La scuola, spiega Bianchi di Castelbianco, «può avere un ruolo fondamentale nell’evitare di inviare dagli specialisti bambini che non hanno davvero problemi di apprendimento. Per questo serve la formazione degli insegnanti. Anche per evitare che loro stessi vedano come soggetti a rischio bimbi che non lo sono».

Anche Daniela Lucangeli, presidente del Cnis, professore ordinario di psicologia dello sviluppo e dell’educazione dell’università di Padova, in un articolo pubblicato qualche anno fa su ‘Il Giornale di Vicenza’, non ha esitato a definire allarmante il notevole numero di diagnosi di disgrafia, dislessia e discalculia.  Parla di troppe diagnosi affrettate, troppe certificazioni Dsa (disturbi specifici dell’apprendimento). Dice che molto più spesso invece si tratta di bambini con difficoltà di apprendimento che possono migliorare, e di molto, semplicemente cambiando metodo di insegnamento.

E quante volte ho dovuto variare metodologia nei miei anni in cattedra: lo stesso modo di insegnare non può andare bene per tutti gli allievi.

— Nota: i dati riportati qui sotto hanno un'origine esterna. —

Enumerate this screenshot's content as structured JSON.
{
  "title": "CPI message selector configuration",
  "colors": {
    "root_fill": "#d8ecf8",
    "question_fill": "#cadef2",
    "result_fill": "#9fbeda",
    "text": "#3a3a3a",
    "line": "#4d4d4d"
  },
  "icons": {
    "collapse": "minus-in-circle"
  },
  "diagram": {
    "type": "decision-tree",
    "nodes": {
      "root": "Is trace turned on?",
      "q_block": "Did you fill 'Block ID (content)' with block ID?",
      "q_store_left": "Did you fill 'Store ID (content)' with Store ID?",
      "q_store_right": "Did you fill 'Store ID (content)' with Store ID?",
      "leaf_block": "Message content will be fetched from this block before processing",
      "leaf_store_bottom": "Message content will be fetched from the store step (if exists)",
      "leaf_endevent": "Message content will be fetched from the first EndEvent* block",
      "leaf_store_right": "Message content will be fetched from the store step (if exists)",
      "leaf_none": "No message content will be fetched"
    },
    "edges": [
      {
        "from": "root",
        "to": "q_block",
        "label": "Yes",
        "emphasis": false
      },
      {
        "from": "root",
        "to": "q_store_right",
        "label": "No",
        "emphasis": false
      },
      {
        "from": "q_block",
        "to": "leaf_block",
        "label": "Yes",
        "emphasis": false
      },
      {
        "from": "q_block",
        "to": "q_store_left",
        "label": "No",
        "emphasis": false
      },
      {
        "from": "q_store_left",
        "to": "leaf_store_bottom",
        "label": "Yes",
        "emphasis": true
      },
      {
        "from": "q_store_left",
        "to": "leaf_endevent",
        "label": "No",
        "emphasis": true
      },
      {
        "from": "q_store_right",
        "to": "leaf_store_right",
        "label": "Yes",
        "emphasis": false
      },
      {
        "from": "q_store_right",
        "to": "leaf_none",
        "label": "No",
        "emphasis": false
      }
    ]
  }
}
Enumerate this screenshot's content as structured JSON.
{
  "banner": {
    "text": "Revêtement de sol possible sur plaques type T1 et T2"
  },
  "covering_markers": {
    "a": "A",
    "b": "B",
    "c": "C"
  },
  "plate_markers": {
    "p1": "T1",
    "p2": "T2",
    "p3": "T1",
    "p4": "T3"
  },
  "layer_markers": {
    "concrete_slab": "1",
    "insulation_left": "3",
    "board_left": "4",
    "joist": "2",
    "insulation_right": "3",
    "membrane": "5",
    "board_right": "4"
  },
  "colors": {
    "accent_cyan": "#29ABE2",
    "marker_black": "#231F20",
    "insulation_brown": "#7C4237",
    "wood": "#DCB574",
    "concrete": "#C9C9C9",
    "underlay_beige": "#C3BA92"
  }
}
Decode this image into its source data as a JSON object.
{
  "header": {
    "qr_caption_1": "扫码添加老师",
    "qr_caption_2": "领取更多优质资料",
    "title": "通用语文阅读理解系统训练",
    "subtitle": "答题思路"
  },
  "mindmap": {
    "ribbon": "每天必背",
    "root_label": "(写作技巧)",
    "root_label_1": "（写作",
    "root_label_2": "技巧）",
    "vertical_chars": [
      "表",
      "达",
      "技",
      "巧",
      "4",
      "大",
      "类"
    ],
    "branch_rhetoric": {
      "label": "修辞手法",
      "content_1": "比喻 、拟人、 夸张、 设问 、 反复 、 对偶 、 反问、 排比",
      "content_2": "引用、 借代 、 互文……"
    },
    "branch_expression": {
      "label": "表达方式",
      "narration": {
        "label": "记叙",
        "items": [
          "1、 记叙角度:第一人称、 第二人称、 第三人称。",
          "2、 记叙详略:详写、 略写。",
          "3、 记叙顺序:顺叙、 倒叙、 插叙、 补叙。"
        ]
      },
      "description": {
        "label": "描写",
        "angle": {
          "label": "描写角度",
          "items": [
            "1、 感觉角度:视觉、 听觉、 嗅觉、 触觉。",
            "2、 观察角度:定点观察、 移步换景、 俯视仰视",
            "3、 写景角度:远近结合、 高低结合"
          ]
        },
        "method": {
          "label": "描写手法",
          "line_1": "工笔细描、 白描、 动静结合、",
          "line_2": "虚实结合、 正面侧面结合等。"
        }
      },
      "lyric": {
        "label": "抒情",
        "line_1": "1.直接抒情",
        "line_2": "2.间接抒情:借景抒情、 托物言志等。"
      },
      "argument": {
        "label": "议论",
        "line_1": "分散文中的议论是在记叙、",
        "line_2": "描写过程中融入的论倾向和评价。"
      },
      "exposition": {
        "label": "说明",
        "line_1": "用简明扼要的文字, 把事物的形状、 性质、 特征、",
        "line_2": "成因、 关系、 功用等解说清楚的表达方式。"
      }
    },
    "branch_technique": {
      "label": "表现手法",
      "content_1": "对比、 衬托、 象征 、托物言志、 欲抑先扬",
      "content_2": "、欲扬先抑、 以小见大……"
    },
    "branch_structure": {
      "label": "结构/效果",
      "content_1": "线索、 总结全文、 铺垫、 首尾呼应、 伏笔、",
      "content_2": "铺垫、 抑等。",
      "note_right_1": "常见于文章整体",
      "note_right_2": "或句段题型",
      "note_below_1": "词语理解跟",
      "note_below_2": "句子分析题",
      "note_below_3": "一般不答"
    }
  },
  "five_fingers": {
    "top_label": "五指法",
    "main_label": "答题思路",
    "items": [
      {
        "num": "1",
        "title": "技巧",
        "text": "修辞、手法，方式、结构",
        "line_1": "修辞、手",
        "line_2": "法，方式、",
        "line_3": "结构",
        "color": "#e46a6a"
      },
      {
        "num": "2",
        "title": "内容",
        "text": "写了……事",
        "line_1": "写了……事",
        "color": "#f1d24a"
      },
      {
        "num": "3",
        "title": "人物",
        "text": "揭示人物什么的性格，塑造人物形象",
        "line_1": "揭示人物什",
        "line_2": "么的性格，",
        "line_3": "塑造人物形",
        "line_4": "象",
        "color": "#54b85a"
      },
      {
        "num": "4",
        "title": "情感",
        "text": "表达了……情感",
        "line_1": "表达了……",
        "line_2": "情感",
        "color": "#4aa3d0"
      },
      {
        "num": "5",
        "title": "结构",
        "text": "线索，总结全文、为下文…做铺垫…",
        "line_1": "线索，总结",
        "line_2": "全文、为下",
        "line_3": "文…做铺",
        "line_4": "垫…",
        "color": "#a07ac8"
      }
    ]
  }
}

Purtroppo, generalmente, non si va ad indagare sui metodi didattici utilizzati dall’insegnante. Una delle cause di così tanti errori e difficoltà degli alunni è stata individuata da molti specialisti, ad esempio, nel Metodo Globale, ora utilizzato da molti maestri nella scuola elementare. E pochi parlano delle classi pollaio, che quindi vanno bene: è l’alunno che è affetto da “disturbi”.

Ricordiamoci che nel Manuale Statistico e Diagnostico, il testo utilizzato per le diagnosi delle malattie mentali, dove tra l’altro sono riportati anche i DSA, tutte le malattie mentali sono indicate come disturbi.

A mio avviso, bisognerenne  fare un passo indietro sulla legge 170/2010 sui Disturbi Specifici dell’Apprendimento se non si vuole creare un generazione di incapaci, insicuri, ignoranti e facilmente manovrabili, come ha scritto Frank Furedi, Professore di Sociologia: «Se l’attuale tendenza continua, presto ci sarà poca differenza tra una scuola e una clinica per malattie mentali… se consideriamo le sfide della vita come un’esperienza cui i bambini non possono far fronte, i ragazzi raccoglieranno il messaggio e le considereranno con terrore. Tuttavia, se la finiamo di giocare a fare il dottore ed il paziente e aiutiamo invece i bambini a sviluppare la loro forza attraverso l’insegnamento creativo, allora i piccoli inizieranno a tener testa alle situazioni… proteggere i bambini dalla pressione e dalle nuove esperienze rappresenta una mancanza di fiducia nel loro potenziale di sviluppo attraverso nuove sfide». (F. Furedi, The Express, 20 maggio 2004).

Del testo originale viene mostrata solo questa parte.